India and FOBS: Deterrence maintains the equilibrium
What does this Chinese FOBS test mean for India? The word future in the context of Sino-India relations challenges even the most unwavering.For decades the Chinese government has refused to settle the boundary dispute despite New Delhi's earnest efforts and last year the PLA entered deep inside Galwan resulting in the deadliest border clash between India and China in decades. Exceptional payloads like FOBS that need heavy, silo-based rockets are somewhat less than perfectif there's a credible threat of an enemy pre-emptive strike. Furthermore, China's FOBS are not necessarily India specific. But nonetheless, China's FOBS capability is yet another challenge that India will have to tackle because at the very least it will allow the PLA leadership to divert more
Intermediate-range ballistic missiles (IRBMs), Submarine-launched ballistic missiles (SLBMs) and long-range cruise missiles towards India and use their FOBS capability to target countries halfway across the world.
First, India will have to augment its nuclear stockpile considerably and also the means of delivering them. Procurement of MIRV capable AGNI-V ICBMs and submarine launched SLBMS need to be increased immediately.Western intelligence community are of the opinion that China has many more nuclear warheads than the commonly quoted figure of 350 and recently commercial satellite images obtained by researchers at the James Martin Center for Nonproliferation Studies in Monterey, Calif., show China has begun construction of more than 100 new silos for ICBMs. Ergo, India needs to significantly increase its stockpile of nuclear weapons so that it dwarfs the collective nuclear stockpile of both China and Pakistan. Such strike capability needs to be backed up by advanced real-time imagery and data fusion powered by Edge Computing that will allow precision strike of even the adversary's road mobile and rail mobile missiles. The Indian government must also invest in underwater vehicles and long-range cruise missiles that use nuclear energy as their primary source of propulsion.

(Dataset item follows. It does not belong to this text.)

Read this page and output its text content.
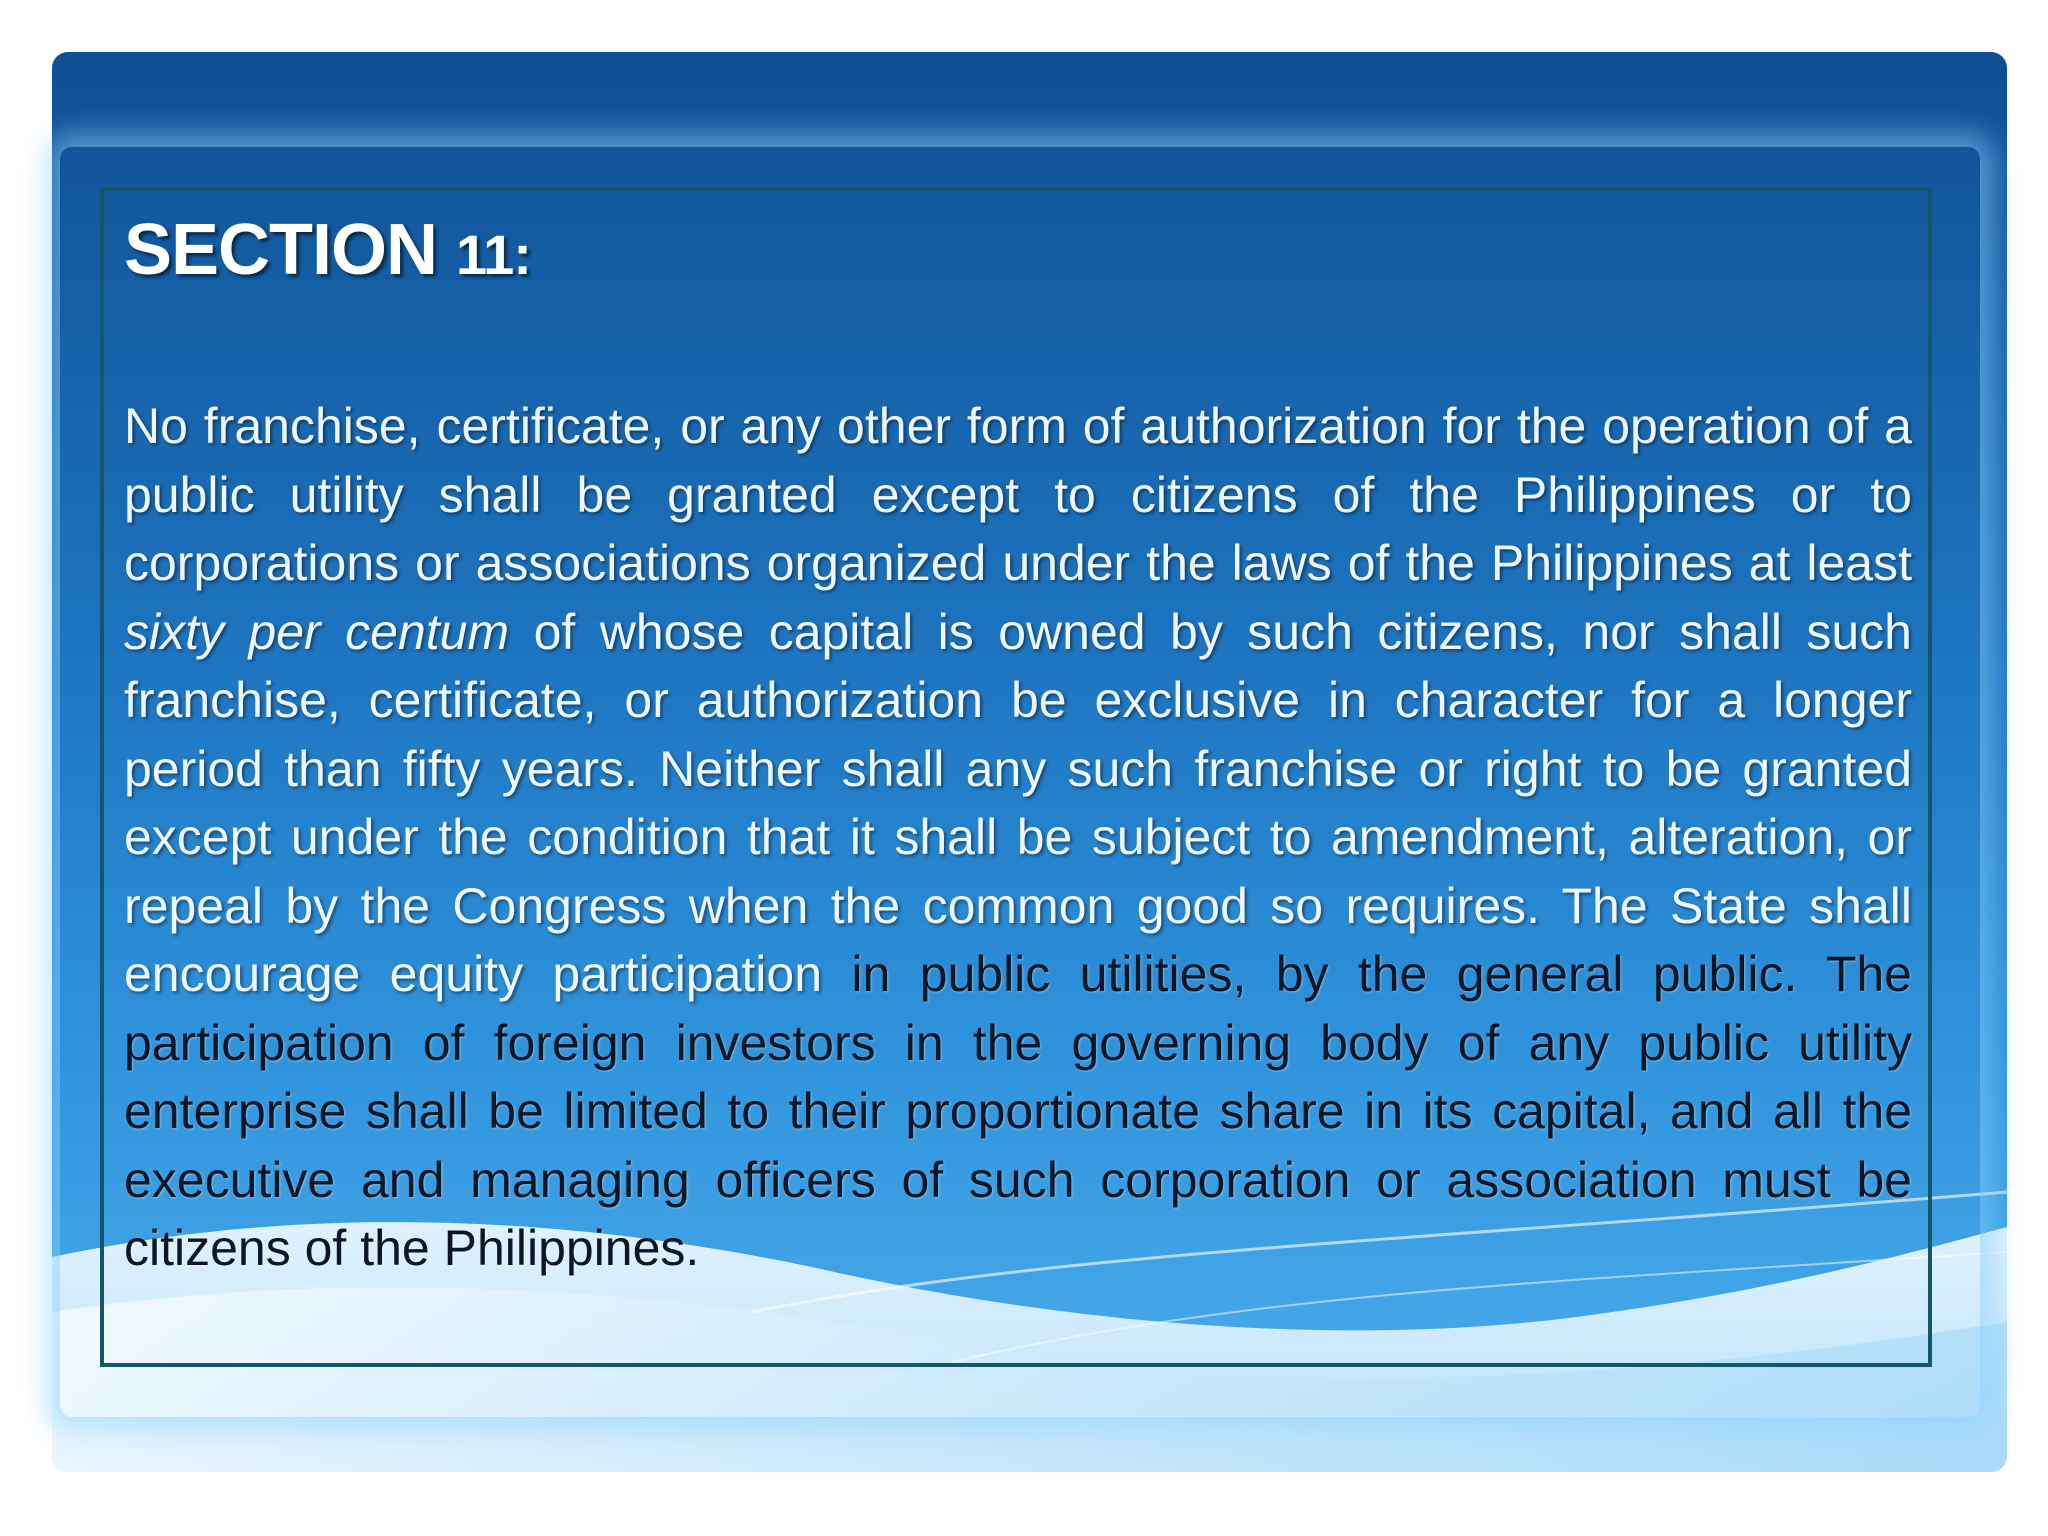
SECTION 11:

No franchise, certificate, or any other form of authorization for the operation of a public utility shall be granted except to citizens of the Philippines or to corporations or associations organized under the laws of the Philippines at least sixty per centum of whose capital is owned by such citizens, nor shall such franchise, certificate, or authorization be exclusive in character for a longer period than fifty years. Neither shall any such franchise or right to be granted except under the condition that it shall be subject to amendment, alteration, or repeal by the Congress when the common good so requires. The State shall encourage equity participation in public utilities, by the general public. The participation of foreign investors in the governing body of any public utility enterprise shall be limited to their proportionate share in its capital, and all the executive and managing officers of such corporation or association must be citizens of the Philippines.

Second, India needs to drastically increase the number of military satellites that it operates in LEO. At the same time leverage existing real time intelligence sharing agreements that it has with friendly countries to track any Chinese space plane that is deorbiting.
Third, the Indian Space Research Organisation (ISRO)’s has already developed the reusable launch vehicle prototype RLV-TD. A variant of this launch vehicle needs to be developed that can serve as a space plane. This space plane can be boosted into space by a GSLV launch vehicle. Such a space plane can be used not just to test reconnaissance and spy sensors but also to deliver weapons from space.
Just like the five permanent members of the United Nations Security Council, India too will have to maintain the equilibrium through deterrence. The world is once again entering a new phase of nuclear and related arms race that is both multifaceted and multilateral. China is taking full advantage of the fact that the Anti-Ballistic Missile Treaty is no longer in force. Therefore, to prevent China from pursuing unacceptable actions or to force it into desired behavior, India's nuclear deterrence capability needs to be credible.